Os nomes escolhidos fazem referência ao Parque Nacional Pacaás Novos, lar de Odontonstilbe, e o outro homenageia o povo indígena Nambiquara, que habita na área onde o Characidium foi encontrado. Ambos as espécies medem cerca de 10 centímetros.
As justificativas para o reconhecimento são as diferenças morfológicas e moleculares diferentes das espécies já descritas na literatura amazônica, principalmente as cores, tamanho e número de escamas.
A pesquisa em Mato Grosso demorou nove anos para ser finalizada e foi feita pelo biólogo e professor da Universidade Federal de Rondônia (Unir) Willian Ohara e a pesquisadora Ângela Zanata, da Universidade Federal da Bahia (UFBA).
Os professores explicam no artigo que o nambiquara é diferente dos outros peixes da espécie, principalmente porque tem um padrão de cores “manchadas” e traços pretos, além de uma área entre as nadadeiras do peitoral completamente nua, sem escamas.
Characidium nambiquara, nova espécie de peixe encontrada no Rio Madeira
Journal of Fish Biology/Reprodução
“Essa espécie vive em corredeiras na região de Comodoro (MT) e é extremamente difícil de encontrar porque os riachos têm muitas pedras. Desde quando descobri, tivemos que fazer cinco expedições para capturar exemplares. Para descrever uma espécie é preciso de mais de 10 exemplares e a cada expedição a gente pegava dois”, explica o professor Willian Ohara.

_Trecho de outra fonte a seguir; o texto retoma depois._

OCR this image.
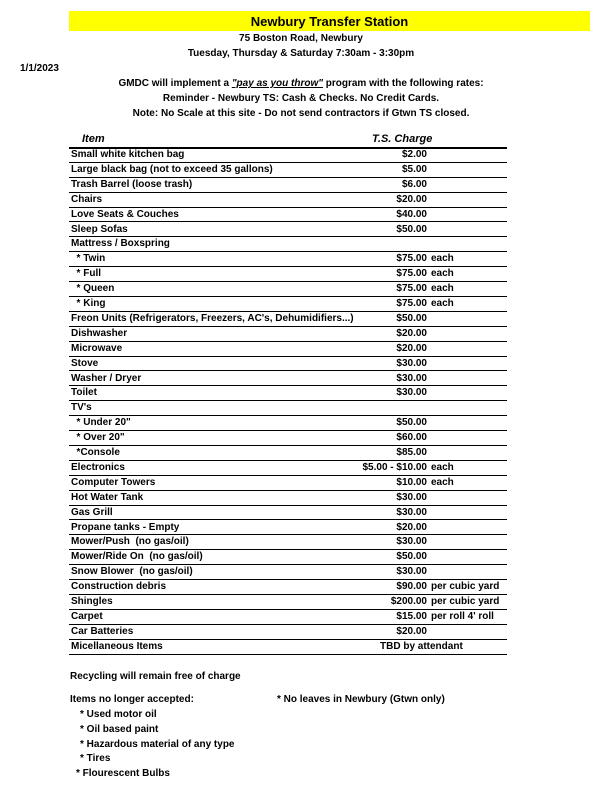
Newbury Transfer Station
75 Boston Road, Newbury
Tuesday, Thursday & Saturday 7:30am - 3:30pm
1/1/2023
GMDC will implement a "pay as you throw" program with the following rates:
Reminder - Newbury TS: Cash & Checks. No Credit Cards.
Note: No Scale at this site - Do not send contractors if Gtwn TS closed.
Item	T.S. Charge
Small white kitchen bag	$2.00
Large black bag (not to exceed 35 gallons)	$5.00
Trash Barrel (loose trash)	$6.00
Chairs	$20.00
Love Seats & Couches	$40.00
Sleep Sofas	$50.00
Mattress / Boxspring
* Twin	$75.00 each
* Full	$75.00 each
* Queen	$75.00 each
* King	$75.00 each
Freon Units (Refrigerators, Freezers, AC's, Dehumidifiers...)	$50.00
Dishwasher	$20.00
Microwave	$20.00
Stove	$30.00
Washer / Dryer	$30.00
Toilet	$30.00
TV's
* Under 20"	$50.00
* Over 20"	$60.00
*Console	$85.00
Electronics	$5.00 - $10.00 each
Computer Towers	$10.00 each
Hot Water Tank	$30.00
Gas Grill	$30.00
Propane tanks - Empty	$20.00
Mower/Push  (no gas/oil)	$30.00
Mower/Ride On  (no gas/oil)	$50.00
Snow Blower  (no gas/oil)	$30.00
Construction debris	$90.00 per cubic yard
Shingles	$200.00 per cubic yard
Carpet	$15.00 per roll 4' roll
Car Batteries	$20.00
Micellaneous Items	TBD by attendant
Recycling will remain free of charge
Items no longer accepted:	* No leaves in Newbury (Gtwn only)
* Used motor oil
* Oil based paint
* Hazardous material of any type
* Tires
* Flourescent Bulbs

Já a espécie rondoniense foi catalogada em dois anos por Willian, Junior Chuctaya e Luiz R. Malabarba. Ela se diferencia das demais pela quantidade de escamas e coloração. Tem barriga prateada e o resto do corpo amarelado, quase dourado, com tons em laranja nas nadadeiras.
“Esse já tive a felicidade de demorar menos. Foram apenas dois anos. O ICMBio emprestou quatro brigadistas, que junto comigo e outros dois pesquisadores entramos por dentro do parque através de trilha. A expedição durou sete dias, nós percorremos mais de 70km a pé, no final de 2018”, lembra Willian.

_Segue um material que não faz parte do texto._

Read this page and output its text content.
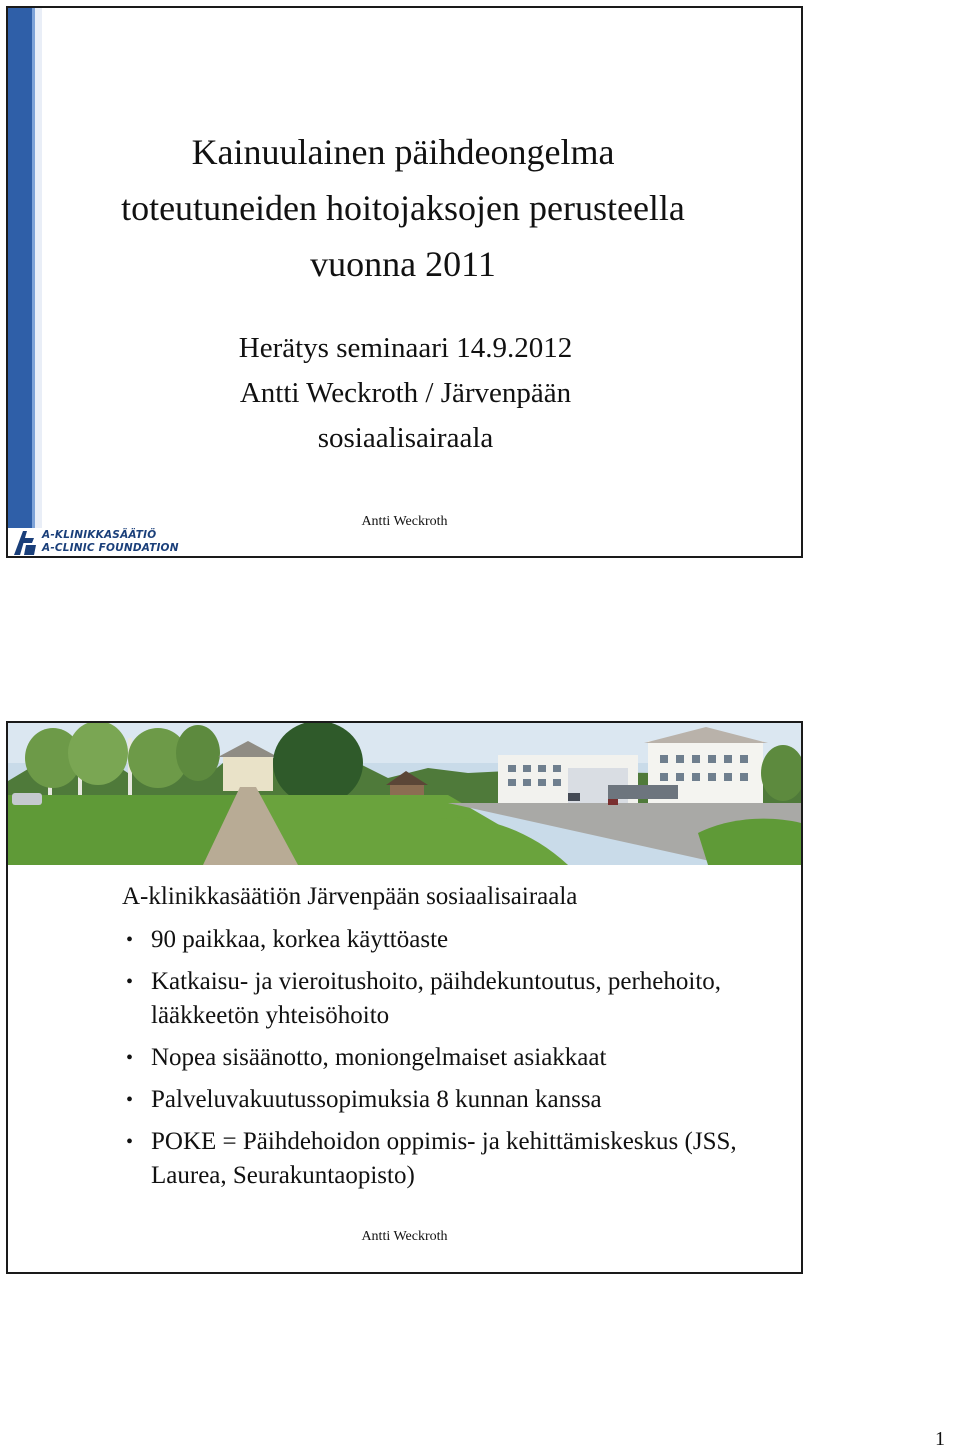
Kainuulainen päihdeongelma
toteutuneiden hoitojaksojen perusteella
vuonna 2011
Herätys seminaari 14.9.2012
Antti Weckroth / Järvenpään
sosiaalisairaala
Antti Weckroth
A-KLINIKKASÄÄTIÖ
A-CLINIC FOUNDATION
A-klinikkasäätiön Järvenpään sosiaalisairaala
• 90 paikkaa, korkea käyttöaste
• Katkaisu- ja vieroitushoito, päihdekuntoutus, perhehoito, lääkkeetön yhteisöhoito
• Nopea sisäänotto, moniongelmaiset asiakkaat
• Palveluvakuutussopimuksia 8 kunnan kanssa
• POKE = Päihdehoidon oppimis- ja kehittämiskeskus (JSS, Laurea, Seurakuntaopisto)
Antti Weckroth
1
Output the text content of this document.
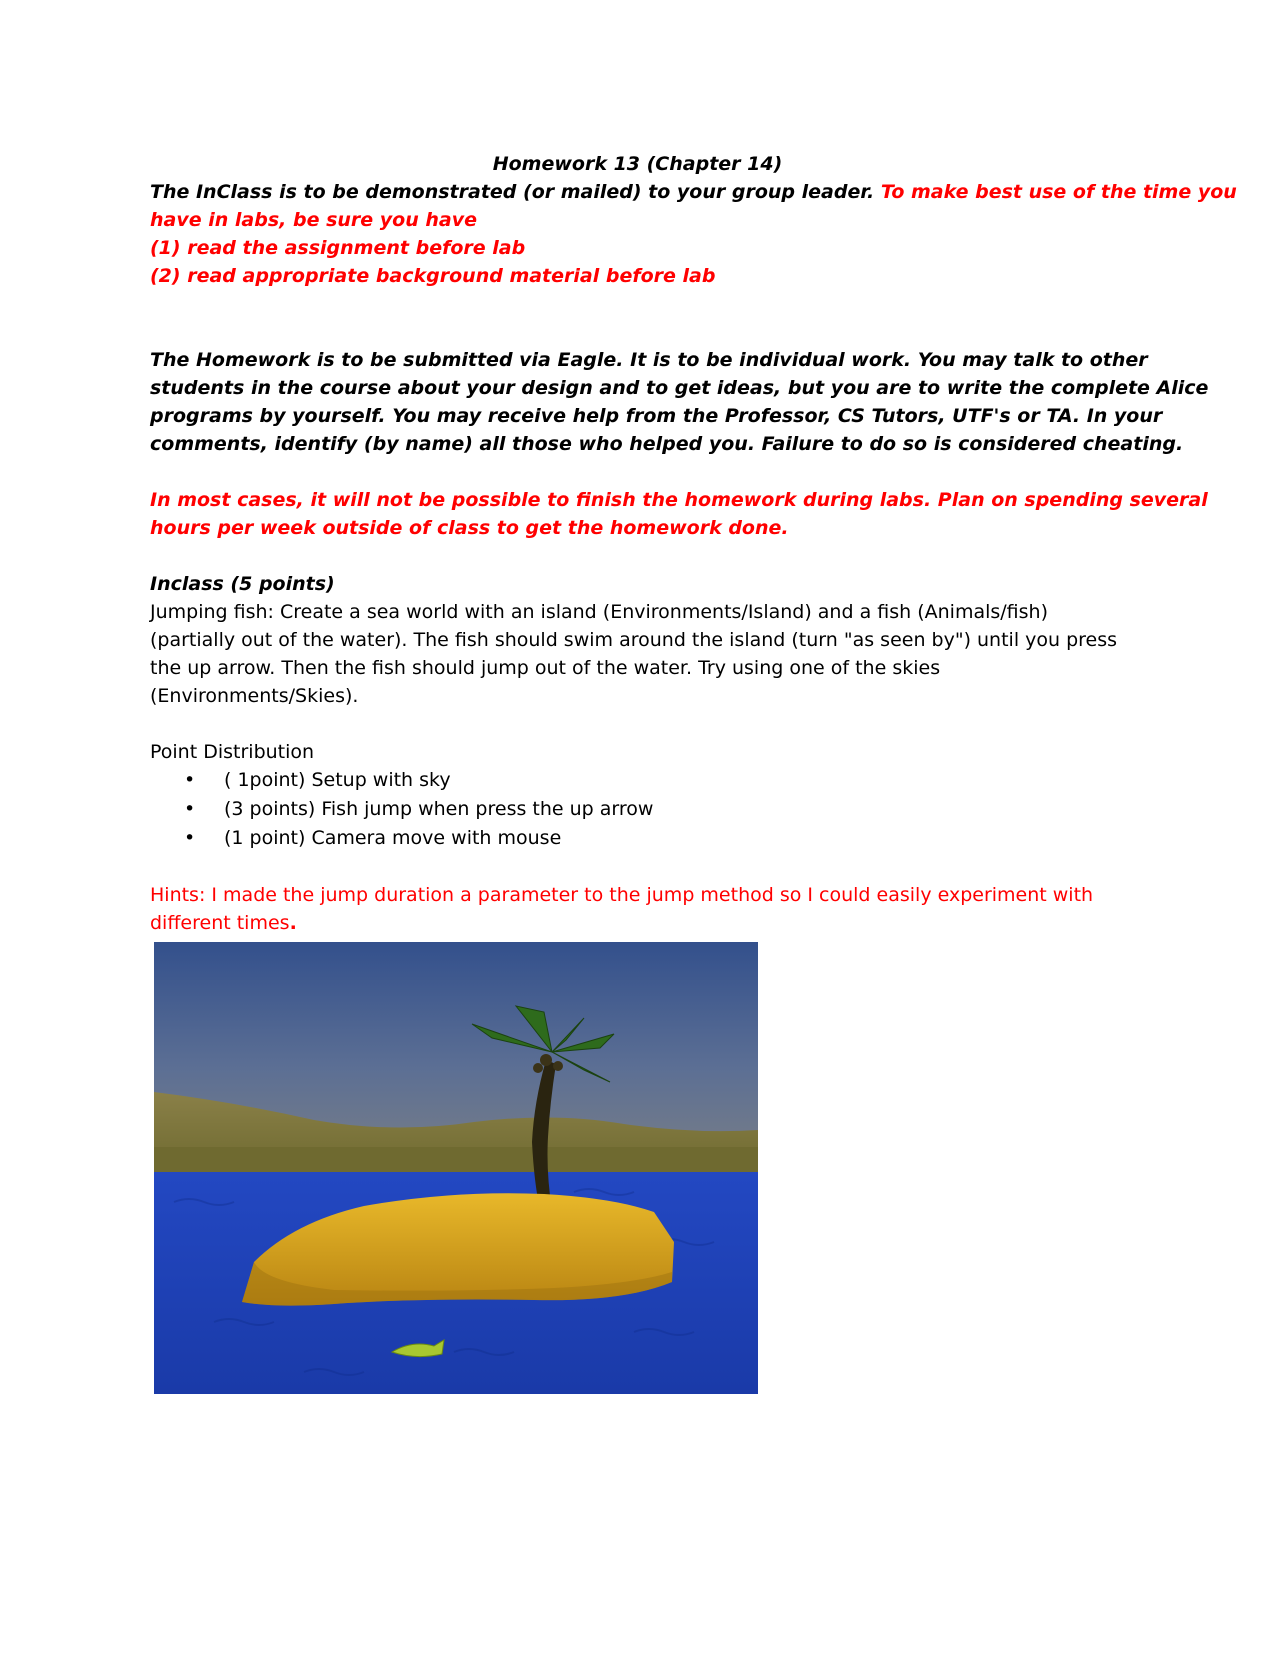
Homework 13 (Chapter 14)
The InClass is to be demonstrated (or mailed) to your group leader. To make best use of the time you
have in labs, be sure you have
(1) read the assignment before lab
(2) read appropriate background material before lab
The Homework is to be submitted via Eagle. It is to be individual work. You may talk to other
students in the course about your design and to get ideas, but you are to write the complete Alice
programs by yourself. You may receive help from the Professor, CS Tutors, UTF's or TA. In your
comments, identify (by name) all those who helped you. Failure to do so is considered cheating.
In most cases, it will not be possible to finish the homework during labs. Plan on spending several
hours per week outside of class to get the homework done.
Inclass (5 points)
Jumping fish: Create a sea world with an island (Environments/Island) and a fish (Animals/fish)
(partially out of the water). The fish should swim around the island (turn "as seen by") until you press
the up arrow. Then the fish should jump out of the water. Try using one of the skies
(Environments/Skies).
Point Distribution
• ( 1point) Setup with sky
• (3 points) Fish jump when press the up arrow
• (1 point) Camera move with mouse
Hints: I made the jump duration a parameter to the jump method so I could easily experiment with
different times.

Odontostilbe pacaasnovos, descoberto em Rondônia
Journal of Fish Biology/Reprodução
Por estar dentro do Parque, o Odontonstilbe pacaasnovos está protegido, segundo os pesquisadores. Entretanto, o Characidium nambiquara pode ser considerado como uma categoria em possível situação de ameaça por causa da pecuária e agricultura na região de Comodoro que, em alguns casos, provoca erosão do solo, gerando o assoreamento dos rios.
Rio Madeira
As duas espécies habitam o mesmo rio, mas em diferentes estados, situação que demonstra a grandiosidade do Rio Madeira. A bacia é a única que ocupa uma extensão duas vezes superior a qualquer outra na região amazonica, cobrindo uma área de 1.380.000 km. Com mais de 1 mil espécies catalogadas.
O pesquisador em História da Amazônia, Dante Ribeiro da Fonseca, afirma que o Madeira é uma “fronteira que em vez de separar confraterniza”. Entrelaçando uma das maiores biodiversidades de peixes do planeta. Unindo culturas desde o nascimento nos Andes bolivianos, na passagem pelo Peru e Brasil.

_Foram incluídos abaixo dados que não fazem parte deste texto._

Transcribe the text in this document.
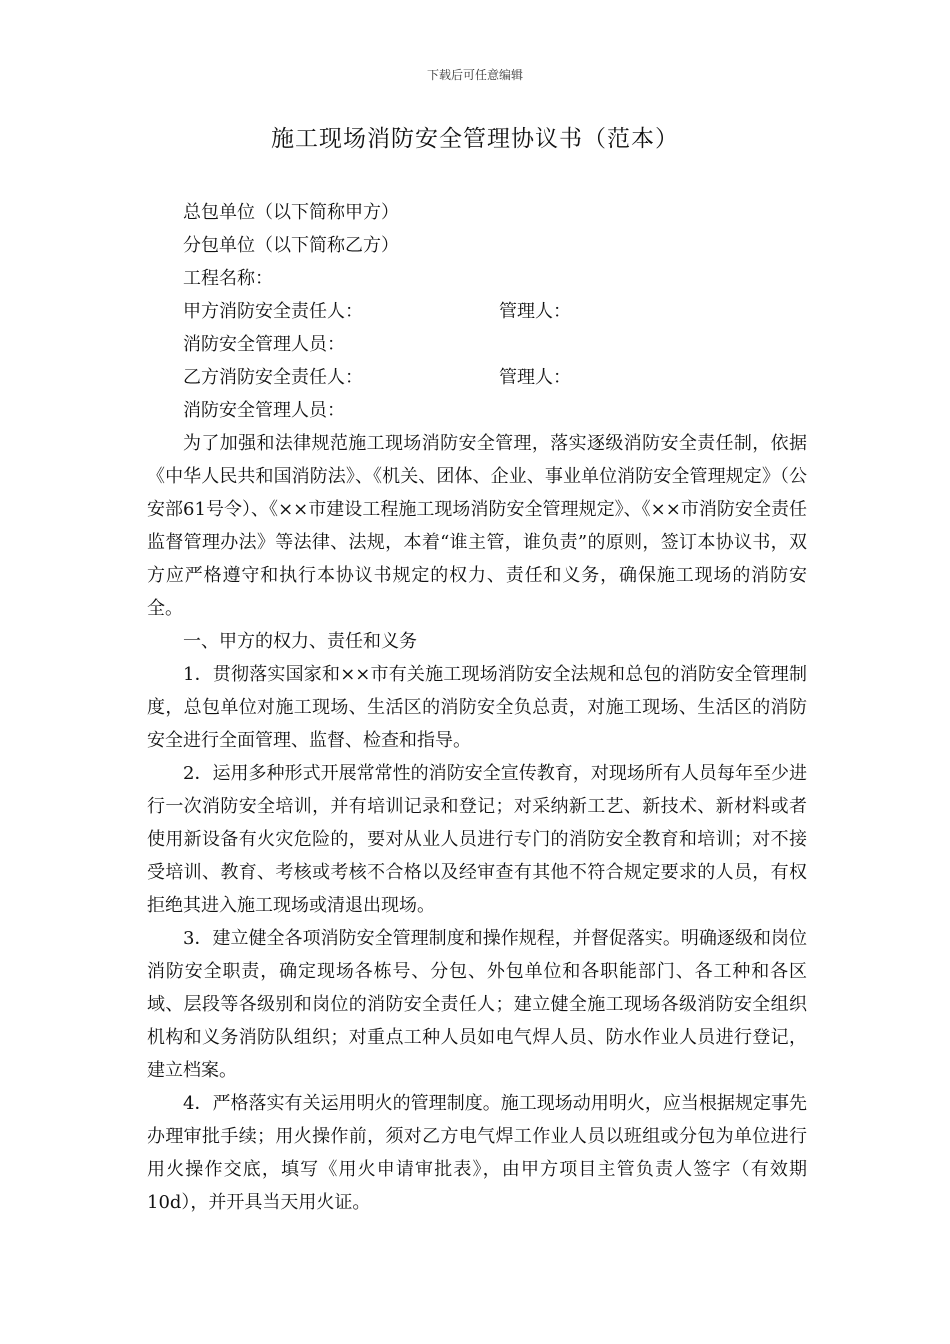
下载后可任意编辑
施工现场消防安全管理协议书（范本）
总包单位（以下简称甲方）
分包单位（以下简称乙方）
工程名称：
甲方消防安全责任人：	管理人：
消防安全管理人员：
乙方消防安全责任人：	管理人：
消防安全管理人员：

为了加强和法律规范施工现场消防安全管理，落实逐级消防安全责任制，依据《中华人民共和国消防法》、《机关、团体、企业、事业单位消防安全管理规定》（公安部61号令）、《××市建设工程施工现场消防安全管理规定》、《××市消防安全责任监督管理办法》等法律、法规，本着“谁主管，谁负责”的原则，签订本协议书，双方应严格遵守和执行本协议书规定的权力、责任和义务，确保施工现场的消防安全。

一、甲方的权力、责任和义务

1．贯彻落实国家和××市有关施工现场消防安全法规和总包的消防安全管理制度，总包单位对施工现场、生活区的消防安全负总责，对施工现场、生活区的消防安全进行全面管理、监督、检查和指导。

2．运用多种形式开展常常性的消防安全宣传教育，对现场所有人员每年至少进行一次消防安全培训，并有培训记录和登记；对采纳新工艺、新技术、新材料或者使用新设备有火灾危险的，要对从业人员进行专门的消防安全教育和培训；对不接受培训、教育、考核或考核不合格以及经审查有其他不符合规定要求的人员，有权拒绝其进入施工现场或清退出现场。

3．建立健全各项消防安全管理制度和操作规程，并督促落实。明确逐级和岗位消防安全职责，确定现场各栋号、分包、外包单位和各职能部门、各工种和各区域、层段等各级别和岗位的消防安全责任人；建立健全施工现场各级消防安全组织机构和义务消防队组织；对重点工种人员如电气焊人员、防水作业人员进行登记，建立档案。

4．严格落实有关运用明火的管理制度。施工现场动用明火，应当根据规定事先办理审批手续；用火操作前，须对乙方电气焊工作业人员以班组或分包为单位进行用火操作交底，填写《用火申请审批表》，由甲方项目主管负责人签字（有效期10d），并开具当天用火证。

A importância do rio é enaltecida por Willian Ohara durante as pesquisas, por ser fonte para pesquisadores locais durante a geração de conhecimento no estado.
“A gente tem que começar a conversa com as pessoas da nossa região, elas precisam saber das pesquisas que nós estamos fazendo, o que nós estamos encontrando. Revista internacional é importante para que o conhecimento seja divulgado no mundo, mas é em outra língua. Muitas pessoas da nossa região às vezes não conseguem ter acesso e por isso temos que pensar no local”.